Tim, it’s not just the opposition. Forget the opposition. Who is Ahmed Kathrada? He’s not the opposition. The Army Generals of Umkhonto we Sizwe – they are not the opposition. Those are members of the ANC. They are saying to Zuma, “Step down.” They are saying, “You’ve got to come to your senses. This is not what we fought for.” That’s not the opposition. That’s the ANC. The Union of the Army of the standing South African Defence Force, at the moment, is not in the opposition. It’s not aligned to any opposition party. Those are ordinary South Africans who are saying, “How do you preside over us, as the Military, if you don’t respect the Constitution because they it means we can’t trust your mandate. We can’t trust your commands. We can’t trust your instructions.” You can’t have a person that breaks the law, to go and preside over us.

Now Baleka Mbete takes platform yesterday and says there is a distinction between violating the Constitution and being inconsistent with the Constitution. To be inconsistent with the Constitution is to break the Constitution. Breaking a Constitution is a very, violent act on a Law, is to break it, so we make no apology whatsoever. That this is really a South African call that is not only about the opposition. Even credible members and sections of the ANC have said, “Zuma step down.”

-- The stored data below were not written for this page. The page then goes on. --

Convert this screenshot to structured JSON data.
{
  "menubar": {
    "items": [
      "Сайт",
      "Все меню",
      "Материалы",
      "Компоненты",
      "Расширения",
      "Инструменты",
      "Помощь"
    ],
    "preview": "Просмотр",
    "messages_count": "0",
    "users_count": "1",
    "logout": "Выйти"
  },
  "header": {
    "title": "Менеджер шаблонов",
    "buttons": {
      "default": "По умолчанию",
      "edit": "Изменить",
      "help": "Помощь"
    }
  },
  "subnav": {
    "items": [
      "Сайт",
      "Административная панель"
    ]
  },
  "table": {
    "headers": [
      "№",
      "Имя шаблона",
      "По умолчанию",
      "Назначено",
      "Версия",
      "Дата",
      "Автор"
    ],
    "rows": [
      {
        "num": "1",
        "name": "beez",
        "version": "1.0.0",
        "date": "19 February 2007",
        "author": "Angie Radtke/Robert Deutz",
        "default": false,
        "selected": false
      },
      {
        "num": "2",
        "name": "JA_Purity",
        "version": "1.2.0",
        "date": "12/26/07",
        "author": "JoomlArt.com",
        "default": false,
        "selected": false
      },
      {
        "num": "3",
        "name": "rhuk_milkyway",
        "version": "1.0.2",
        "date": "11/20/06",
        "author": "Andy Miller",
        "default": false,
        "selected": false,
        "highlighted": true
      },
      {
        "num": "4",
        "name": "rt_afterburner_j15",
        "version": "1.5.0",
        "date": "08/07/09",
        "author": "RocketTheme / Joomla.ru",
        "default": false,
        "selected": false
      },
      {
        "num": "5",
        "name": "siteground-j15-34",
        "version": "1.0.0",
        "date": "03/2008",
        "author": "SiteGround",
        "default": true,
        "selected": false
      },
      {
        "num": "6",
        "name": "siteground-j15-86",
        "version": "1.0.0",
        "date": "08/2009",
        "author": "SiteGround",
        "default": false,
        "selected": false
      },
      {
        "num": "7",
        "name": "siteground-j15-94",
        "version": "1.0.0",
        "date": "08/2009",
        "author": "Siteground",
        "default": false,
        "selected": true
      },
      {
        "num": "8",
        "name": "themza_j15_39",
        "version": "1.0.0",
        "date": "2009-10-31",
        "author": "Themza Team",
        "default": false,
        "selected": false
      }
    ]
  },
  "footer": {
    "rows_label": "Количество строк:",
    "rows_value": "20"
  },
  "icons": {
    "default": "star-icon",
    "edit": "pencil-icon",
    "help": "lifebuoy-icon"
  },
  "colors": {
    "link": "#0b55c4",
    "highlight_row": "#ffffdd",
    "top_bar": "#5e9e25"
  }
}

Mbuyiseni Ndlozi, of the EFF, will be watching the developments very closely but thanks again for giving us the EFF’s take and reaction to the developments.

Always, Tim.

Much appreciated. Thank you. Well, there you have the EFF’s position. They will be taking part in Parliament tomorrow, to see if they can impeach President Zuma. The argument that we’ve heard is that it’s not just the opposition but also some sections, members of the ANC, and the most senior, influential people at that, who are also suggesting or proposing to the President that he should step down. We’ll see what happens tomorrow.